Supreme Court, Appellate Division, Third Department, New York.
The PEOPLE of the State of New York, Respondent, v. Kenneth BRASSARD Jr., Appellant.
Decided: November 21, 2018
Before: Garry, P.J., Devine, Clark, Aarons and Pritzker, JJ.
Adam H. Van Buskirk, Auburn, for appellant. Andrew J. Wylie, District Attorney, Plattsburgh (Jaime A. Douthat of counsel), for respondent.
MEMORANDUM AND ORDER
Defendant was charged in a one-count indictment with predatory sexual assault against a child in the first degree.

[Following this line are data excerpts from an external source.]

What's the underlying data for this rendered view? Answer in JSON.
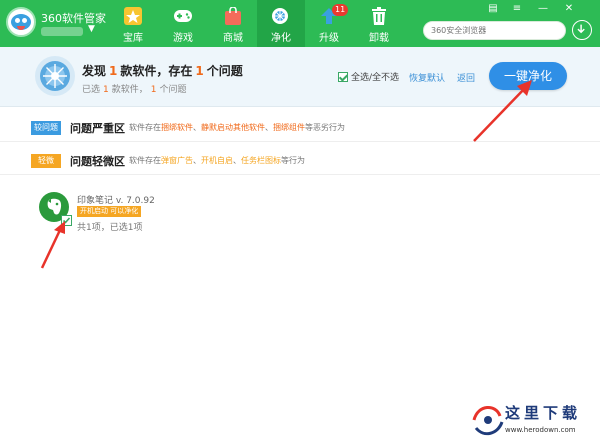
{
  "app": {
    "title": "360软件管家",
    "brand_color": "#2dbb55",
    "accent_color": "#2f8fe6",
    "highlight_color": "#f06a1b"
  },
  "nav": [
    {
      "label": "宝库",
      "icon": "star-icon"
    },
    {
      "label": "游戏",
      "icon": "gamepad-icon"
    },
    {
      "label": "商城",
      "icon": "shopping-bag-icon"
    },
    {
      "label": "净化",
      "icon": "purify-icon",
      "active": true
    },
    {
      "label": "升级",
      "icon": "upgrade-arrow-icon",
      "badge": "11"
    },
    {
      "label": "卸载",
      "icon": "trash-icon"
    }
  ],
  "window_controls": [
    "skin-icon",
    "menu-icon",
    "minimize-icon",
    "close-icon"
  ],
  "search": {
    "placeholder": "360安全浏览器"
  },
  "summary": {
    "prefix": "发现",
    "software_count": "1",
    "middle": "款软件，存在",
    "issue_count": "1",
    "suffix": "个问题",
    "sub_prefix": "已选",
    "sub_software_count": "1",
    "sub_middle": "款软件，",
    "sub_issue_count": "1",
    "sub_suffix": "个问题",
    "select_all_label": "全选/全不选",
    "restore_default_label": "恢复默认",
    "back_label": "返回",
    "primary_button_label": "一键净化"
  },
  "sections": {
    "serious": {
      "tag": "较问题",
      "title": "问题严重区",
      "desc_prefix": "软件存在",
      "hl1": "捆绑软件",
      "sep1": "、",
      "hl2": "静默启动其他软件",
      "sep2": "、",
      "hl3": "捆绑组件",
      "desc_suffix": "等恶劣行为"
    },
    "mild": {
      "tag": "轻微",
      "title": "问题轻微区",
      "desc_prefix": "软件存在",
      "hl1": "弹窗广告",
      "sep1": "、",
      "hl2": "开机自启",
      "sep2": "、",
      "hl3": "任务栏图标",
      "desc_suffix": "等行为"
    }
  },
  "app_item": {
    "name": "印象笔记 v. 7.0.92",
    "icon": "evernote-elephant-icon",
    "badge": "开机启动 可以净化",
    "count": "共1项，已选1项"
  },
  "watermark": {
    "title": "这里下载",
    "url": "www.herodown.com"
  }
}
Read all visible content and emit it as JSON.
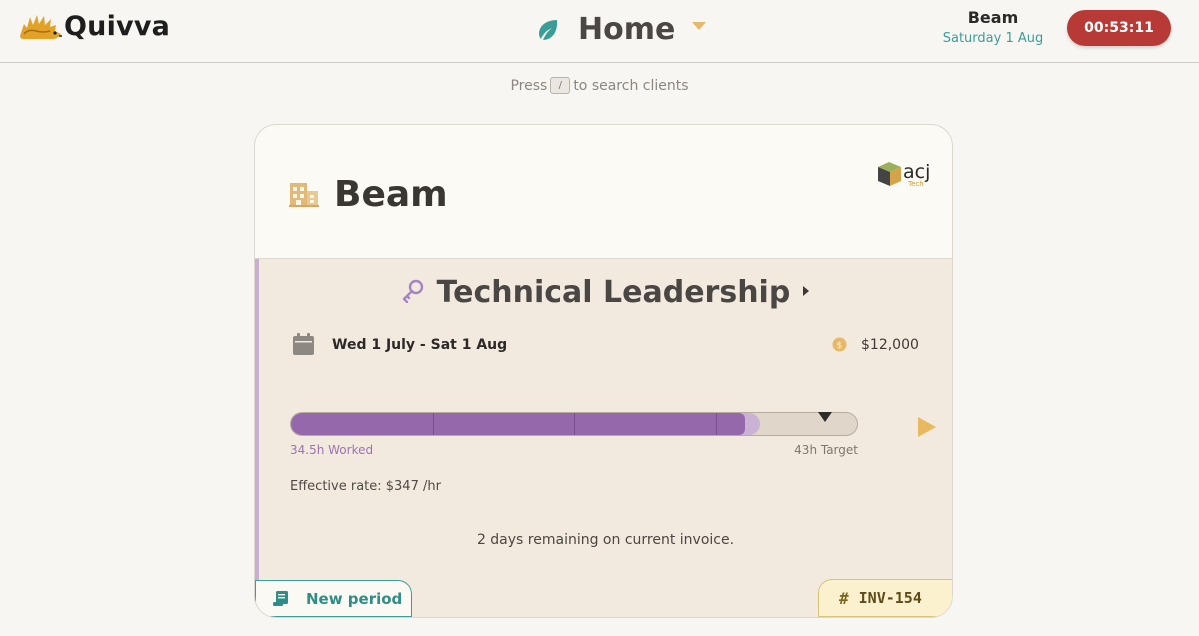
{
  "app": {
    "name": "Quivva"
  },
  "header": {
    "page_title": "Home",
    "user_name": "Beam",
    "date": "Saturday 1 Aug",
    "timer": "00:53:11"
  },
  "search": {
    "prefix": "Press",
    "key": "/",
    "suffix": "to search clients"
  },
  "client": {
    "name": "Beam",
    "logo_text": "acj",
    "logo_subtext": "Tech",
    "project": {
      "name": "Technical Leadership",
      "period": "Wed 1 July - Sat 1 Aug",
      "amount": "$12,000",
      "worked_label": "34.5h Worked",
      "target_label": "43h Target",
      "worked_hours": 34.5,
      "target_hours": 43,
      "effective_rate": "Effective rate: $347 /hr",
      "remaining": "2 days remaining on current invoice.",
      "new_period_label": "New period",
      "invoice_hash": "#",
      "invoice_number": "INV-154"
    }
  },
  "colors": {
    "accent_teal": "#3a9e97",
    "timer_red": "#b73a36",
    "progress_purple": "#9567ab",
    "invoice_gold": "#fbf1cf"
  },
  "icons": [
    "hedgehog-logo-icon",
    "leaf-icon",
    "caret-down-icon",
    "building-icon",
    "key-icon",
    "chevron-right-icon",
    "calendar-icon",
    "coin-icon",
    "play-icon",
    "scroll-icon"
  ]
}
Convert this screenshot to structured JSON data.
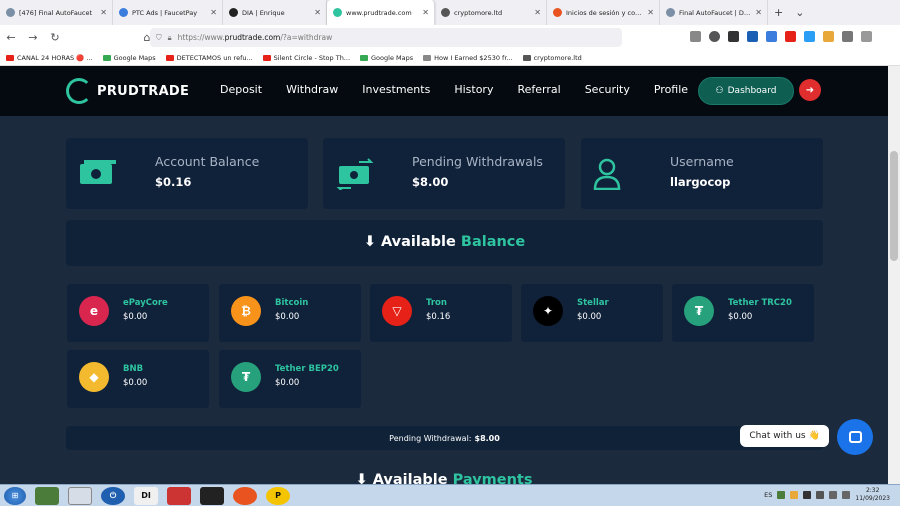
{
  "browser": {
    "tabs": [
      {
        "label": "[476] Final AutoFaucet",
        "favicon_color": "#7b8fa6",
        "active": false
      },
      {
        "label": "PTC Ads | FaucetPay",
        "favicon_color": "#3b7ddd",
        "active": false
      },
      {
        "label": "DIA | Enrique",
        "favicon_color": "#222222",
        "active": false
      },
      {
        "label": "www.prudtrade.com",
        "favicon_color": "#2ec4a0",
        "active": true
      },
      {
        "label": "cryptomore.ltd",
        "favicon_color": "#555555",
        "active": false
      },
      {
        "label": "Inicios de sesión y contr",
        "favicon_color": "#e8531f",
        "active": false
      },
      {
        "label": "Final AutoFaucet | Dutch",
        "favicon_color": "#7b8fa6",
        "active": false
      }
    ],
    "new_tab": "+",
    "url_prefix": "https://www.",
    "url_domain": "prudtrade.com",
    "url_suffix": "/?a=withdraw",
    "bookmarks": [
      {
        "label": "CANAL 24 HORAS 🔴 ...",
        "color": "#e62117"
      },
      {
        "label": "Google Maps",
        "color": "#34a853"
      },
      {
        "label": "DETECTAMOS un refu...",
        "color": "#e62117"
      },
      {
        "label": "Silent Circle - Stop Th...",
        "color": "#e62117"
      },
      {
        "label": "Google Maps",
        "color": "#34a853"
      },
      {
        "label": "How I Earned $2530 fr...",
        "color": "#888888"
      },
      {
        "label": "cryptomore.ltd",
        "color": "#555555"
      }
    ]
  },
  "site": {
    "brand": "PRUDTRADE",
    "menu": [
      "Deposit",
      "Withdraw",
      "Investments",
      "History",
      "Referral",
      "Security",
      "Profile"
    ],
    "dashboard_label": "Dashboard",
    "accent": "#2ec4a0"
  },
  "stats": [
    {
      "title": "Account Balance",
      "value": "$0.16",
      "icon": "money-icon"
    },
    {
      "title": "Pending Withdrawals",
      "value": "$8.00",
      "icon": "exchange-money-icon"
    },
    {
      "title": "Username",
      "value": "llargocop",
      "icon": "user-icon"
    }
  ],
  "available": {
    "prefix": "Available",
    "highlight": "Balance"
  },
  "coins": [
    {
      "name": "ePayCore",
      "value": "$0.00",
      "color": "#d8264f",
      "glyph": "e"
    },
    {
      "name": "Bitcoin",
      "value": "$0.00",
      "color": "#f7931a",
      "glyph": "₿"
    },
    {
      "name": "Tron",
      "value": "$0.16",
      "color": "#e62117",
      "glyph": "▽"
    },
    {
      "name": "Stellar",
      "value": "$0.00",
      "color": "#000000",
      "glyph": "✦"
    },
    {
      "name": "Tether TRC20",
      "value": "$0.00",
      "color": "#26a17b",
      "glyph": "₮"
    },
    {
      "name": "BNB",
      "value": "$0.00",
      "color": "#f3ba2f",
      "glyph": "◆"
    },
    {
      "name": "Tether BEP20",
      "value": "$0.00",
      "color": "#26a17b",
      "glyph": "₮"
    }
  ],
  "pending": {
    "label": "Pending Withdrawal:",
    "value": "$8.00"
  },
  "payments": {
    "prefix": "Available",
    "highlight": "Payments"
  },
  "chat": {
    "label": "Chat with us 👋"
  },
  "taskbar": {
    "lang": "ES",
    "time": "2:32",
    "date": "11/09/2023"
  }
}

The indictment alleged that, during the period from September 1, 2006 to January 6, 2008, defendant, who was over 18 years old, engaged in a course of sexual conduct against the victim (born January 7, 1995) who was less than 13 years old. In satisfaction of the indictment and other pending charges, defendant pleaded guilty to the indictment. County Court sentenced defendant to the maximum prison term of 25 years to life. Defendant appeals.
Defendant contends that the plea must be vacated because he negated an essential element of the crime at sentencing. Although the record does not reflect that defendant made an appropriate postallocution motion in order to preserve this issue for our review, we find that a statement made by defendant at sentencing cast doubt upon his guilt and, therefore, triggered “the narrow exception to the preservation requirement and impos[ed] a duty upon County Court ‘to inquire further to ensure that defendant's guilty plea [was] knowing and voluntary’ ” (People v. Chin, 160 A.D.3d 1038, 1039, 73 N.Y.S.3d 685 , quoting People v. Lopez, 71 N.Y.2d 662, 666, 529 N.Y.S.2d 465, 525 N.E.2d 5 ; see People v. Pastor, 28 N.Y.3d 1089, 1090–1091, 45 N.Y.S.3d 317, 68 N.E.3d 42 ; People v. Gresham, 151 A.D.3d 1175, 1177–1178, 57 N.Y.S.3d 532  ). “[S]tatements made by a defendant that negate an element of the crime to which a plea has been entered ․ or otherwise suggest an involuntary plea require[s] the trial court to then conduct a further inquiry or give the defendant an opportunity to withdraw the plea” (People v. Chin, 160 A.D.3d at 1039, 73 N.Y.S.3d 685 [internal quotation marks and citation omitted]; see People v. Pastor, 28 N.Y.3d at 1090–1091, 45 N.Y.S.3d 317, 68 N.E.3d 42; People v. Gresham, 151 A.D.3d at 1178, 57 N.Y.S.3d 532).
At sentencing, defendant stated that the sexual conduct started when the victim was 13 years old, not 12 years old. Such statement by defendant negated the element of predatory sexual assault against a child in the first degree that requires that the victim be under the age of 13 (see Penal Law § 130.96). Notwithstanding defendant's statement, County Court did not make any further inquiry or give defendant an opportunity to withdraw his plea prior to proceeding to sentencing. As such, the circumstances require that we reverse the judgment and vacate defendant's plea (see People v. Chin, 160 A.D.3d at 1039–1040, 73 N.Y.S.3d 685; People v. Gresham, 151 A.D.3d at 1178, 57 N.Y.S.3d 532; compare People v. Pastor, 28 N.Y.3d at 1090–1091, 45 N.Y.S.3d 317, 68 N.E.3d 42). In view of the foregoing, we need not address defendant's remaining contentions.
ORDERED that the judgment is reversed, on the law, and matter remitted to the County Court of Clinton County for further proceedings not inconsistent with this Court's decision.
Garry, P.J., Devine, Clark and Pritzker, JJ., concur.